The political context of this shift is an era of ‘New Public Management’ (Apple 2005), where schools and universities have to conform to a centrally-regulated ‘audit culture’ within the context of a neo-liberal market environment (Ball 2003; Mansell 2007; Wilkins & Wood 2009). In this culture, teachers are subject to standardised criteria for successful performance (Teachers’ Standards) and a series of benchmarks that identify minimum levels of performance at strategic thresholds of a teacher’s career, including initial entry and promotions. The Teachers’ Standards, while acknowledging the need for some degree of reflection by teachers, tend to focus on the ‘practical skills’ of teaching and the values that align with compliant conformity to centrally-determined ‘good practice’. This compliance is reinforced through a rigourous inspection regime in both universities and schools, where the judgements of centrally employed inspection teams on the basis of a centrally determined inspection frameworks can have adverse and sometimes fatal consequences for the institution inspected. The reduction in emphasis on the more ‘theoretical’ aspects of teacher education, as opposed to training, leads to a more ‘instrumental’ view of teaching (Leaton-Gray 2006) that undermines the idea of developing the critically reflective teacher.
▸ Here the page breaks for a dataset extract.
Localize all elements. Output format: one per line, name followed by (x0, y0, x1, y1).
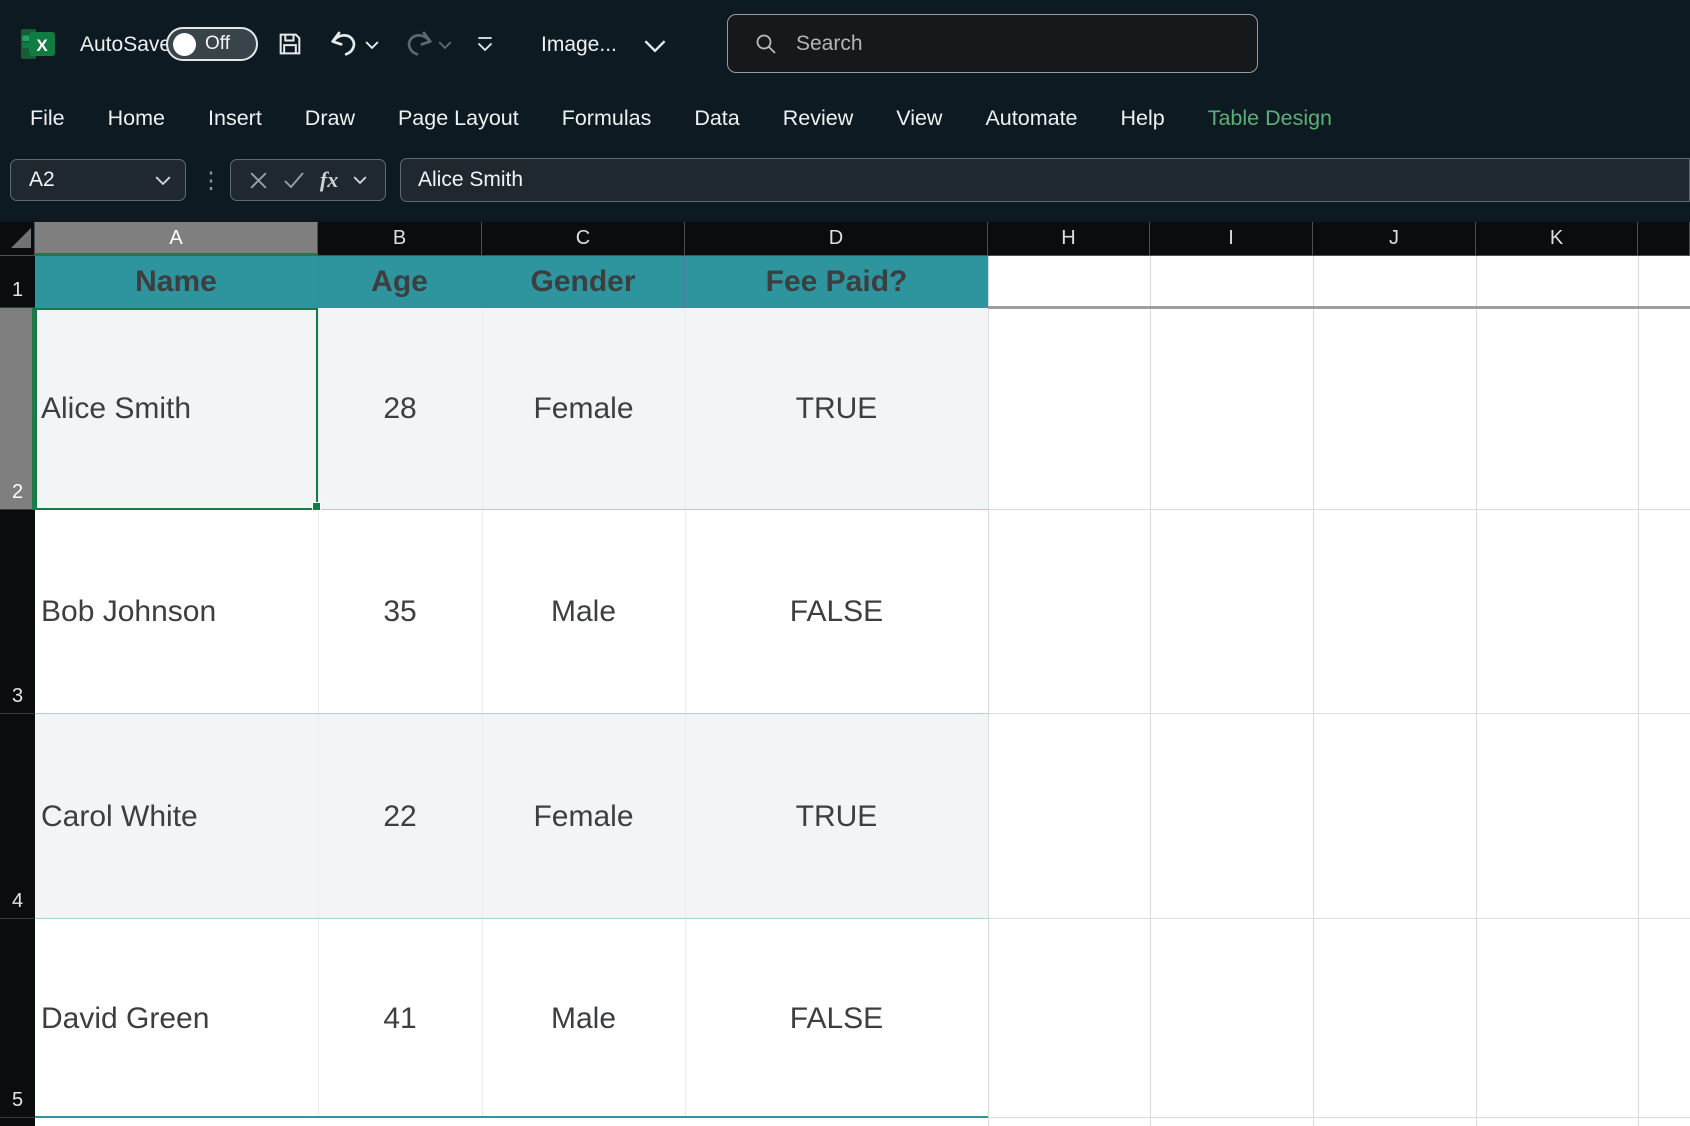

Within this context, the EU Tempus project which is the focus of this proposal (and about which a paper was presented at ECER last year concerning initial findings) has been exploring the ideas of good practice in the three linked areas of the teaching practicum, teacher professional development and action research. The EU TEMPUS project involves 14 partners from 8 countries in Europe, Middle East and North Africa. The project’s aims are primarily knowledge transfer and capacity building amongst all the participants, with the intention of learning from each other about the complexities, affordances and barriers of creating effective partnerships between universities and schools around these three dimensions.
Method
Expected Outcomes
References
Apple, M.W. (2005) Education, markets, and an audit culture. Critical Quarterly 47(1-2):11-29. Ball, S.J. (2003) The teacher’s soul and the terrors of performativity JEP 18(2):215-228. Brookfield, S.D. (1995) Becoming a Critically Reflective Teacher San Francisco: Jossey Bass. DfE (2011) Training our next generation of teachers: An improvement strategy for discussion. London: DfE. Furlong, J. (2013) Globalisation, Neoliberalism, and the Reform of Teacher Education in England, The Educational Forum, 77 (1) p. 28-50. Leaton Gray, S. (2006) What Does it Mean to Be a Teacher? Three Tensions within Contemporary Teacher Professionalism Examined in Terms of Government Policy and the Knowledge Economy. Forum 48(3):305-315. Mansell, W. (2007) Education by Numbers; The Tyranny of Testing. London: Politicos Publishing. Moor, H., Lord, P., Johnson, A. and Martin, K (2005) ‘All together better’: An evaluation of the GTC-DfES-LEA Continuing Professional Development Partnership Project. Slough: NFER. Pedder, D., Opfer, D.V., McCormick, R. &Storey, A. (2010) ‘Schools and Continuing Professional Development in England – State of the Nation’ research study: policy context, aims and design. Curriculum Journal, 21(4):365-394. Wilkins C & Wood, P. (2009) ITE in the Panopticon, JET, 35(3):283-297.